I. Dünya Savaşı’ndan galip çıkarak barış antlaşmaları imzalayan büyük devletler, Osmanlı İmparatorluğu ile imzaladığı mütarekenin 7. maddesine dayanarak ve çeşitli bahaneler öne sürerek, 1 Kasım 1918’den itibaren Musul, İskenderun, İstanbul ve Çanakkale Boğazlarını daha sonrada Anadolu’nun çeşitli bölgelerini işgale başladılar. İstanbul’da sarayın ve hükümetin bu olaylara çaresizlik içerisinde sesiz kalışı işgalleri daha da hızlandırmış, halkın can, mal ve namus güvenliği kalmamış, düşman İstanbul’u tamamıyla sarmıştır.

Mustafa Kemal Paşa’nın teslimiyetçi olarak nitelendirdiği, Türk aydın ve idarecilerinin kurtuluş yolu olarak ortaya koydukları çarelerin birincisi İngiliz himayesini talep etmek, ikincisi Amerikan mandasını talep etmekti. Bu karar sahipleri, Osmanlı Devleti’nin bir bütün hâlinde muhafazasını düşünenlerdi. Üçüncü karar mahalli kurtuluş çarelerinden ibaretti. Mustafa Kemal Paşa ise kendi fikrini şu şekilde ifade eder;

“Bu durum karşısında bir tek karar vardı. O da milli egemenliğe dayalı, kayıtsız şartsız yeni bir Türk Devleti kurmak, işte daha İstanbul’dan çıkmadan düşündüğümüz ve Samsun’da Anadolu topraklarına ayak basar basmaz uygulamaya başladığımız karar, bu karar olmuştur.’’ 

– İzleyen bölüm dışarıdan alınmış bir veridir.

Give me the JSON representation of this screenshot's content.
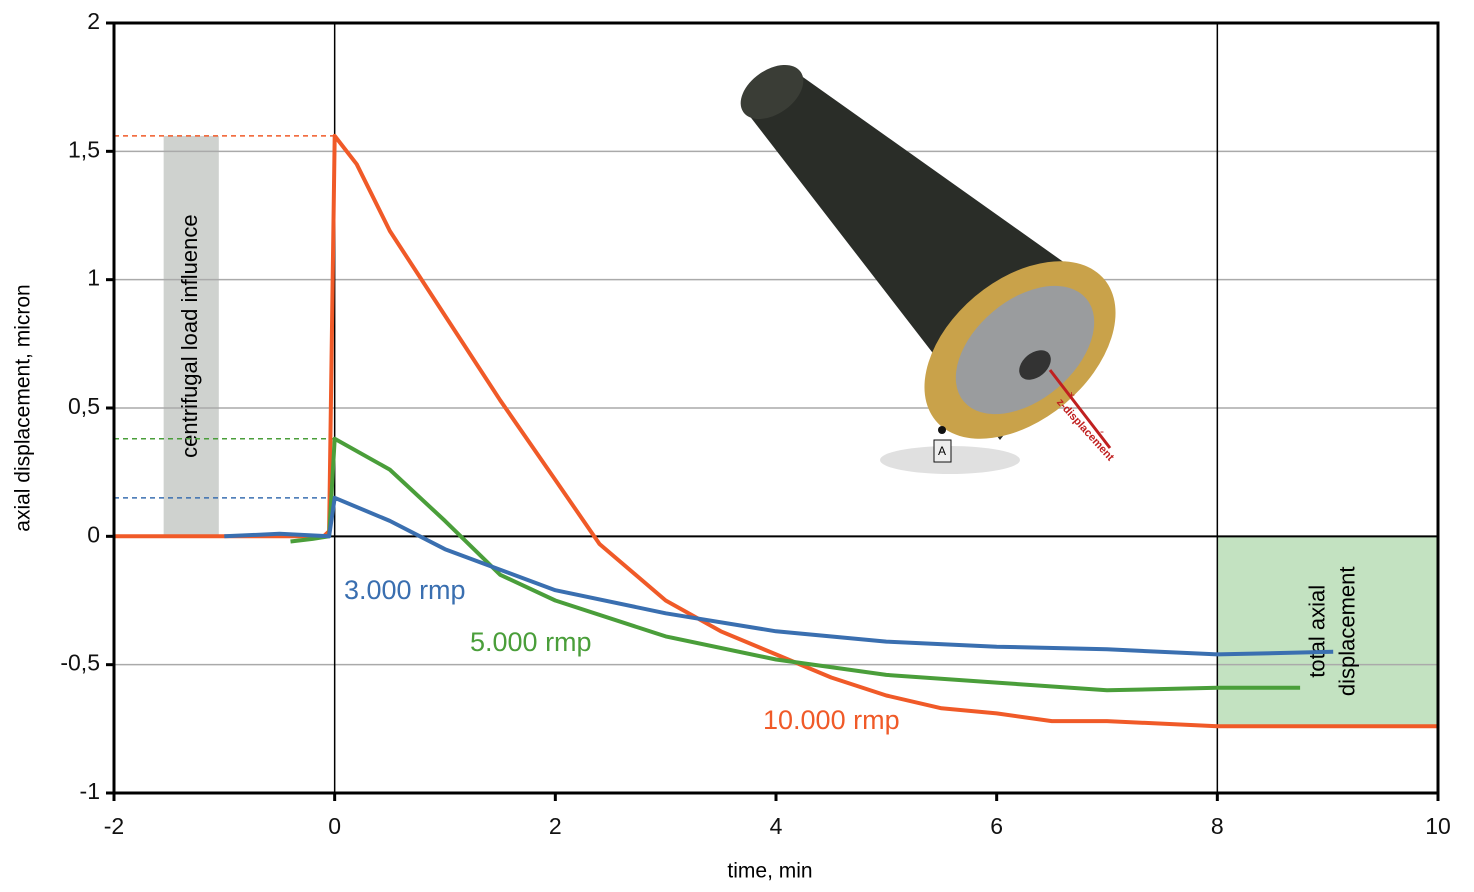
{
  "chart_data": {
    "type": "line",
    "xlabel": "time, min",
    "ylabel": "axial displacement, micron",
    "xlim": [
      -2,
      10
    ],
    "ylim": [
      -1,
      2
    ],
    "xticks": [
      -2,
      0,
      2,
      4,
      6,
      8,
      10
    ],
    "yticks": [
      -1,
      {
        "value": -0.5,
        "label": "-0,5"
      },
      0,
      {
        "value": 0.5,
        "label": "0,5"
      },
      1,
      {
        "value": 1.5,
        "label": "1,5"
      },
      2
    ],
    "grid": true,
    "vlines": [
      0,
      8
    ],
    "series": [
      {
        "name": "10.000 rmp",
        "color": "#f05a28",
        "x": [
          -2,
          -1.5,
          -1,
          -0.5,
          -0.1,
          -0.05,
          0,
          0.2,
          0.5,
          1,
          1.5,
          2,
          2.4,
          3,
          3.5,
          4,
          4.5,
          5,
          5.5,
          6,
          6.5,
          7,
          8,
          9,
          10
        ],
        "values": [
          0,
          0,
          0,
          0,
          0,
          0.02,
          1.56,
          1.45,
          1.19,
          0.86,
          0.53,
          0.22,
          -0.03,
          -0.25,
          -0.37,
          -0.46,
          -0.55,
          -0.62,
          -0.67,
          -0.69,
          -0.72,
          -0.72,
          -0.74,
          -0.74,
          -0.74
        ]
      },
      {
        "name": "5.000 rmp",
        "color": "#4a9e3a",
        "x": [
          -0.4,
          -0.2,
          -0.05,
          0,
          0.5,
          1,
          1.5,
          2,
          3,
          4,
          5,
          6,
          7,
          8,
          8.75
        ],
        "values": [
          -0.02,
          -0.01,
          0,
          0.38,
          0.26,
          0.06,
          -0.15,
          -0.25,
          -0.39,
          -0.48,
          -0.54,
          -0.57,
          -0.6,
          -0.59,
          -0.59
        ]
      },
      {
        "name": "3.000 rmp",
        "color": "#3a6fb0",
        "x": [
          -1,
          -0.5,
          -0.05,
          0,
          0.5,
          1,
          1.5,
          2,
          3,
          4,
          5,
          6,
          7,
          8,
          9.05
        ],
        "values": [
          0,
          0.01,
          0,
          0.15,
          0.06,
          -0.05,
          -0.13,
          -0.21,
          -0.3,
          -0.37,
          -0.41,
          -0.43,
          -0.44,
          -0.46,
          -0.45
        ]
      }
    ],
    "reference_levels": [
      1.56,
      0.38,
      0.15
    ],
    "regions": [
      {
        "label": "centrifugal load influence",
        "x": [
          -1.55,
          -1.05
        ],
        "y": [
          0,
          1.56
        ],
        "color": "#cfd2cf"
      },
      {
        "label": "total axial displacement",
        "x": [
          8,
          10
        ],
        "y": [
          -0.74,
          0
        ],
        "color": "#c3e2c1"
      }
    ],
    "image_labels": {
      "point": "A",
      "arrow": "z-displacement",
      "plus": "+",
      "minus": "-"
    }
  }
}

Mustafa Kemal Paşa 19 Mayıs 1929’da Samsun’a çıktıktan sonra Anadolu’daki ilk faaliyetlerine Samsun’da başladı. Silah arkadaşları ve mülki amirler ile görüşerek Sivas ve Erzurum’da kongreler yapmak istediğini belirtti. Mustafa Kemal Paşa, 25 Mayıs 1919’da Havza’ya geçti ve temaslarına burada devam etti. Havza’da düşman işgalini kınayan coşkulu mitingler düzenlenmiş, en ücra kasaba ve köylere kadar bu hareket genişletilmeye çalışılmıştır. Bu sırada mitinglerde her türlü saldırının silahla önlenmesi gerektiği üzerinde durularak, Millî Mücadelenin silahlı yapılacağı yönünde kamuoyu oluşturulmuştu.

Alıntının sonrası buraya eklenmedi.